Italie : Huit millions de personnes mises en danger par l’alcool

 Selon les résultats d’un rapport de l’Institut national de la Santé italien daté de jeudi dernier, quelque huit millions d’Italiens, dont 1,5 million de jeunes âgés de 11 à 25 ans, risquent de développer des problèmes de santé liés à une consommation excessive d’alcool.

(Photo Flickr/ Riccardo Meneghini)
(Photo Flickr/ Riccardo Meneghini)

Ils sont 34 millions, sur les 60,8 millions d’habitants que compte le pays, à consommer régulièrement de l’alcool, dont 11 millions au quotidien. Parmi ces derniers, près de huit millions, dont 1,5 million de jeunes âgés de 11 à 25 ans, risquent de développer des problèmes de santé liés à leur consommation d’alcool (des problèmes cardiovasculaires, hépatiques, neurologiques par exemple ou encore des cancers), comme le révèle un récent rapport publié jeudi 14 avril sur le site Internet de l’Institut national de la Santé italien.

Le rapport, qui se base sur des données collectées en 2014, précise également que 720 000 personnes – dont 64% d’hommes – peuvent être considérées comme de « gros buveurs » (NDLR, personne ingérant plus de 60 grammes d’alcool au quotidien pour un homme et 40 grammes pour une femme).

Comme le résume Emanuele Scafato, responsable de l’équipe ayant réalisé l’étude, « les gros buveurs sont des gens qui ont déjà abimé leurs corps à cause de l’alcool [et] devraient chercher de l’aide afin d’arrêter les dégats ». Pourtant, selon les statistiques de l’Institut national de la Santé italien, seuls un peu moins de 10% des « gros buveurs » se font aider.

Emanuele Scafato rejette une partie de la faute sur le ministère italien de la Santé : « Nos docteurs ne sont pas suffisamment entrainés à repérer et à prendre en charge rapidement les cas d’alcoolisme latent.
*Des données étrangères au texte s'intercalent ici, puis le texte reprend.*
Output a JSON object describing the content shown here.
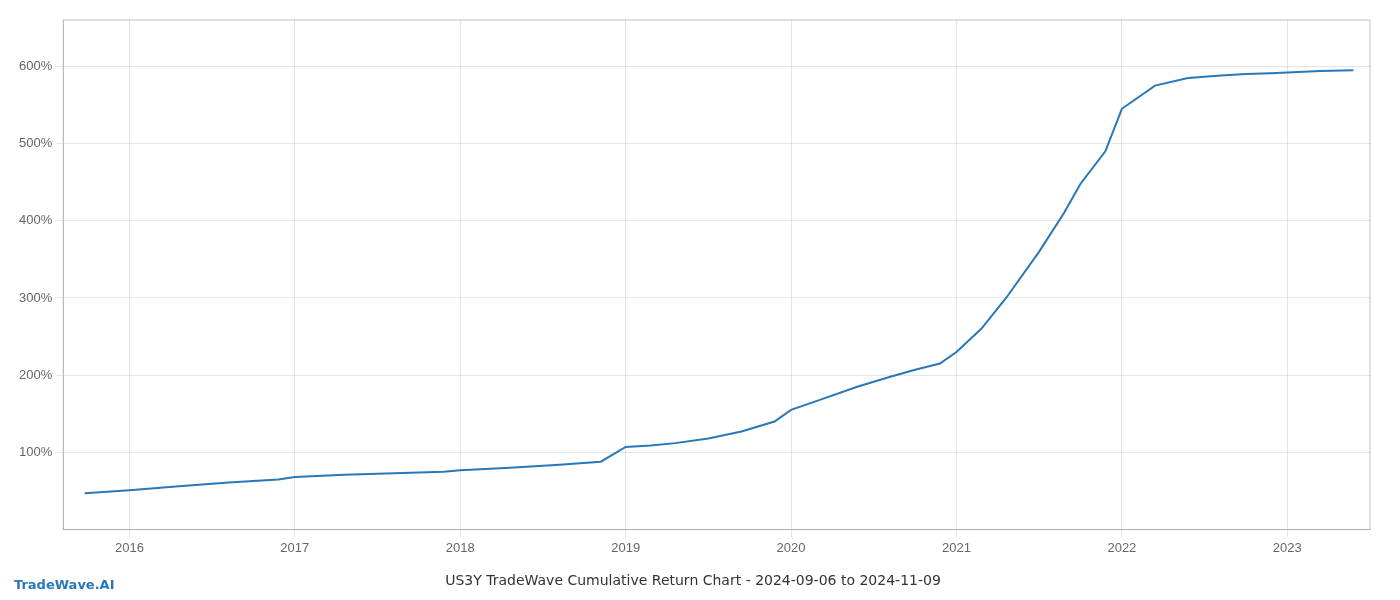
{
  "chart_data": {
    "type": "line",
    "title": "US3Y TradeWave Cumulative Return Chart - 2024-09-06 to 2024-11-09",
    "annotations": [
      "TradeWave.AI"
    ],
    "x": [
      2015.73,
      2016.0,
      2016.3,
      2016.6,
      2016.9,
      2017.0,
      2017.3,
      2017.6,
      2017.9,
      2018.0,
      2018.3,
      2018.6,
      2018.85,
      2019.0,
      2019.15,
      2019.3,
      2019.5,
      2019.7,
      2019.9,
      2020.0,
      2020.2,
      2020.4,
      2020.6,
      2020.75,
      2020.9,
      2021.0,
      2021.15,
      2021.3,
      2021.5,
      2021.65,
      2021.75,
      2021.9,
      2022.0,
      2022.2,
      2022.4,
      2022.6,
      2022.75,
      2022.9,
      2023.0,
      2023.2,
      2023.4
    ],
    "values": [
      47,
      51,
      56,
      61,
      65,
      68,
      71,
      73,
      75,
      77,
      80,
      84,
      88,
      107,
      109,
      112,
      118,
      127,
      140,
      155,
      170,
      185,
      198,
      207,
      215,
      230,
      260,
      300,
      360,
      410,
      448,
      490,
      545,
      575,
      585,
      588,
      590,
      591,
      592,
      594,
      595
    ],
    "color": "#2878b8",
    "xlim": [
      2015.6,
      2023.5
    ],
    "ylim": [
      0,
      660
    ],
    "xticks": [
      2016,
      2017,
      2018,
      2019,
      2020,
      2021,
      2022,
      2023
    ],
    "yticks": [
      {
        "value": 100,
        "label": "100%"
      },
      {
        "value": 200,
        "label": "200%"
      },
      {
        "value": 300,
        "label": "300%"
      },
      {
        "value": 400,
        "label": "400%"
      },
      {
        "value": 500,
        "label": "500%"
      },
      {
        "value": 600,
        "label": "600%"
      }
    ],
    "grid": true
  }
}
Depuis des années, des campagnes nationales de prévention demandent, sans succès, que des formations spécifiques soient intégrées au sein du système de santé italien ».
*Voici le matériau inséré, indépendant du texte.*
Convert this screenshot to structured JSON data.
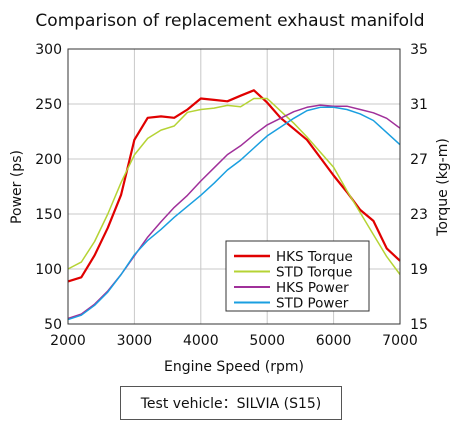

Autre problème, la pratique du « binge drinking » (ou beuverie express), qui consiste en une « absorption massive d’alcool, généralement en groupe, visant à provoquer l’ivresse en un minimum de temps ». Les données de l’Institut national de la Santé italien montrent qu’en 2014 elle concernait au moins 3,3 millions de personnes âgées de plus de 11 ans, dont une majorité de jeunes âgés entre 18 et 24 ans.

De notre côté des Alpes, bien que « la consommation d’alcool diminue régulièrement […] depuis une quarantaine d’années » (elle a été divisée par deux entre 1960 et 2009), la situation apparait relativement similaire, comme le révèle une récente étude de l’Institut national de la santé et de la recherche médicale (INSERM). En effet, près de 10% des adultes de l’hexagone (6,5 millions) rencontreraient actuellement des difficultés avec l’alcool et sa consommation excessive demeure la deuxième cause de mortalité prématurée dans le pays.